The much-discussed showdown between Mayweather and Pacquiao has been the subject of boxing analysis consistently over the last three years. Ever since Mayweather returned from his self-imposed 21-month sabbatical (in 2009) claiming that he wanted to prove that he was the sport’s biggest star, the prospect of him and Pacquiao agreeing to a bout has had fans salivating.
Unfortunately, between red herring performance-enhancing drug (PED) battles and equally ludicrous arguments about potential purse splits, all of the talk we’ve heard up to this point has just led to more of the same – talk.
During a recent interview with Lance Pugmire of the Los Angeles Times, Mayweather acknowledged that he didn’t foresee taking on Pacquiao after his bout versus Miguel Cotto this May.
"No, I don't think it's going to happen," Mayweather said. "It's because of [Pacquiao promoter] Bob Arum. It's not my fault."

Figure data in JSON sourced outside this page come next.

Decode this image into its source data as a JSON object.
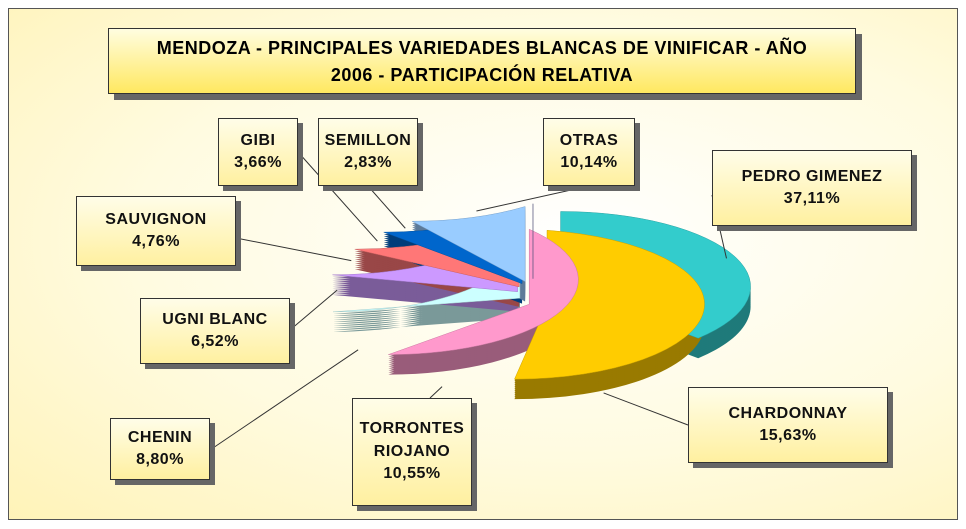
{
  "chart_data": {
    "type": "pie",
    "title": "MENDOZA - PRINCIPALES VARIEDADES BLANCAS DE VINIFICAR - AÑO 2006 - PARTICIPACIÓN RELATIVA",
    "categories": [
      "PEDRO GIMENEZ",
      "CHARDONNAY",
      "TORRONTES RIOJANO",
      "CHENIN",
      "UGNI BLANC",
      "SAUVIGNON",
      "GIBI",
      "SEMILLON",
      "OTRAS"
    ],
    "values": [
      37.11,
      15.63,
      10.55,
      8.8,
      6.52,
      4.76,
      3.66,
      2.83,
      10.14
    ],
    "value_labels": [
      "37,11%",
      "15,63%",
      "10,55%",
      "8,80%",
      "6,52%",
      "4,76%",
      "3,66%",
      "2,83%",
      "10,14%"
    ],
    "colors": [
      "#33cccc",
      "#ffcc00",
      "#ff99cc",
      "#ccffff",
      "#cc99ff",
      "#ff7777",
      "#0066cc",
      "#99ccff",
      "#666699"
    ]
  }
}
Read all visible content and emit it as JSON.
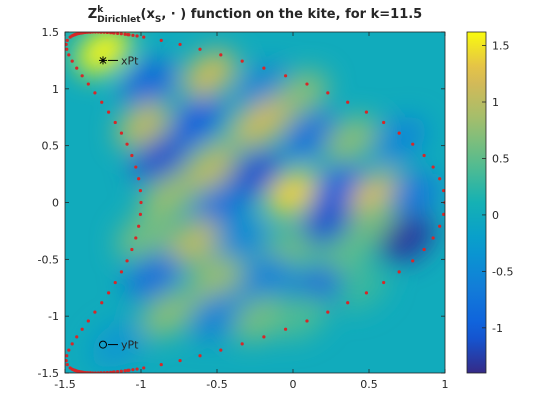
{
  "chart_data": {
    "type": "heatmap",
    "title": {
      "main": "Z",
      "sup": "k",
      "sub": "Dirichlet",
      "args_open": "(x",
      "args_sub": "S",
      "args_rest": ", · ) function on the kite, for k=11.5"
    },
    "xlim": [
      -1.5,
      1
    ],
    "ylim": [
      -1.5,
      1.5
    ],
    "xticks": [
      -1.5,
      -1,
      -0.5,
      0,
      0.5,
      1
    ],
    "xtick_labels": [
      "-1.5",
      "-1",
      "-0.5",
      "0",
      "0.5",
      "1"
    ],
    "yticks": [
      1.5,
      1,
      0.5,
      0,
      -0.5,
      -1,
      -1.5
    ],
    "ytick_labels": [
      "1.5",
      "1",
      "0.5",
      "0",
      "-0.5",
      "-1",
      "-1.5"
    ],
    "colorbar": {
      "range": [
        -1.4,
        1.62
      ],
      "ticks": [
        1.5,
        1,
        0.5,
        0,
        -0.5,
        -1
      ],
      "tick_labels": [
        "1.5",
        "1",
        "0.5",
        "0",
        "-0.5",
        "-1"
      ],
      "colormap": "parula"
    },
    "background_value": 0,
    "blobs": [
      {
        "x": -1.25,
        "y": 1.33,
        "value": 1.6
      },
      {
        "x": -0.95,
        "y": 1.05,
        "value": -0.9
      },
      {
        "x": -0.55,
        "y": 1.13,
        "value": 1.1
      },
      {
        "x": -0.2,
        "y": 1.0,
        "value": -0.6
      },
      {
        "x": 0.05,
        "y": 0.95,
        "value": 0.7
      },
      {
        "x": -0.98,
        "y": 0.68,
        "value": 1.0
      },
      {
        "x": -0.62,
        "y": 0.72,
        "value": -1.0
      },
      {
        "x": -0.35,
        "y": 0.62,
        "value": 0.3
      },
      {
        "x": -0.2,
        "y": 0.7,
        "value": 1.1
      },
      {
        "x": 0.12,
        "y": 0.6,
        "value": -0.8
      },
      {
        "x": 0.38,
        "y": 0.55,
        "value": 0.7
      },
      {
        "x": 0.7,
        "y": 0.55,
        "value": -0.5
      },
      {
        "x": -0.88,
        "y": 0.38,
        "value": -1.1
      },
      {
        "x": -0.55,
        "y": 0.3,
        "value": 1.0
      },
      {
        "x": -0.25,
        "y": 0.25,
        "value": -1.1
      },
      {
        "x": 0.0,
        "y": 0.08,
        "value": 1.4
      },
      {
        "x": 0.3,
        "y": 0.12,
        "value": -1.0
      },
      {
        "x": 0.55,
        "y": 0.05,
        "value": 1.3
      },
      {
        "x": 0.78,
        "y": 0.05,
        "value": -0.7
      },
      {
        "x": -0.82,
        "y": 0.05,
        "value": 0.8
      },
      {
        "x": -0.5,
        "y": -0.05,
        "value": -0.8
      },
      {
        "x": 0.22,
        "y": -0.18,
        "value": -1.1
      },
      {
        "x": 0.52,
        "y": -0.2,
        "value": 0.6
      },
      {
        "x": 0.75,
        "y": -0.32,
        "value": -1.3
      },
      {
        "x": -0.98,
        "y": -0.3,
        "value": 0.6
      },
      {
        "x": -0.65,
        "y": -0.35,
        "value": 1.0
      },
      {
        "x": -0.35,
        "y": -0.35,
        "value": -0.5
      },
      {
        "x": -0.05,
        "y": -0.45,
        "value": 0.6
      },
      {
        "x": 0.3,
        "y": -0.5,
        "value": 0.5
      },
      {
        "x": -0.92,
        "y": -0.65,
        "value": -0.8
      },
      {
        "x": -0.5,
        "y": -0.68,
        "value": 0.8
      },
      {
        "x": -0.18,
        "y": -0.68,
        "value": -0.6
      },
      {
        "x": 0.15,
        "y": -0.78,
        "value": -1.0
      },
      {
        "x": 0.45,
        "y": -0.75,
        "value": 0.3
      },
      {
        "x": -0.82,
        "y": -0.98,
        "value": 0.7
      },
      {
        "x": -0.5,
        "y": -1.0,
        "value": -0.6
      },
      {
        "x": -0.22,
        "y": -1.02,
        "value": 0.6
      },
      {
        "x": 0.05,
        "y": -1.0,
        "value": 0.4
      },
      {
        "x": -1.15,
        "y": -1.25,
        "value": -0.3
      }
    ],
    "boundary_curve": {
      "shape": "kite",
      "equation": "x = cos(t) + 0.65 cos(2t) - 0.65, y = 1.5 sin(t)",
      "marker_color": "#d62728"
    },
    "annotations": [
      {
        "label": "xPt",
        "x": -1.25,
        "y": 1.25,
        "marker": "asterisk"
      },
      {
        "label": "yPt",
        "x": -1.25,
        "y": -1.25,
        "marker": "circle"
      }
    ]
  }
}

Of course it’s not Mayweather’s fault.
Back at the beginning of 2012, things actually looked relatively sunny in terms of getting this match put together. The only stumbling block that anyone could see was how the financial breakdown would turn out. But seeing as Pacquiao had once agreed to give his counterpart the lion’s share of the purse if this fight ever happened, even that seemed like it wouldn’t be a huge hurdle.
Of course, it did end up being a huge hurdle.
Pacquiao demanded a 50-50 split. Mayweather refused to give him anything more than $40 million guaranteed. And then negotiations broke up for good. There were murmurs over the last few months that these two would come to their senses and agree to an end-of-the-year fight but, apparently, that’s now off the table too.
So where do we stand now? Basically, best case scenario, we’ll get a Mayweather versus Pacquiao showdown in 2013 when Mayweather is 36 and Pacquiao is 34. Seeing as both guys rely heavily on speed in their matches and speed is the first thing to go, they’re both essentially aging in dog years right before our very eyes.
At what point does the public simply stop demanding that this fight happen?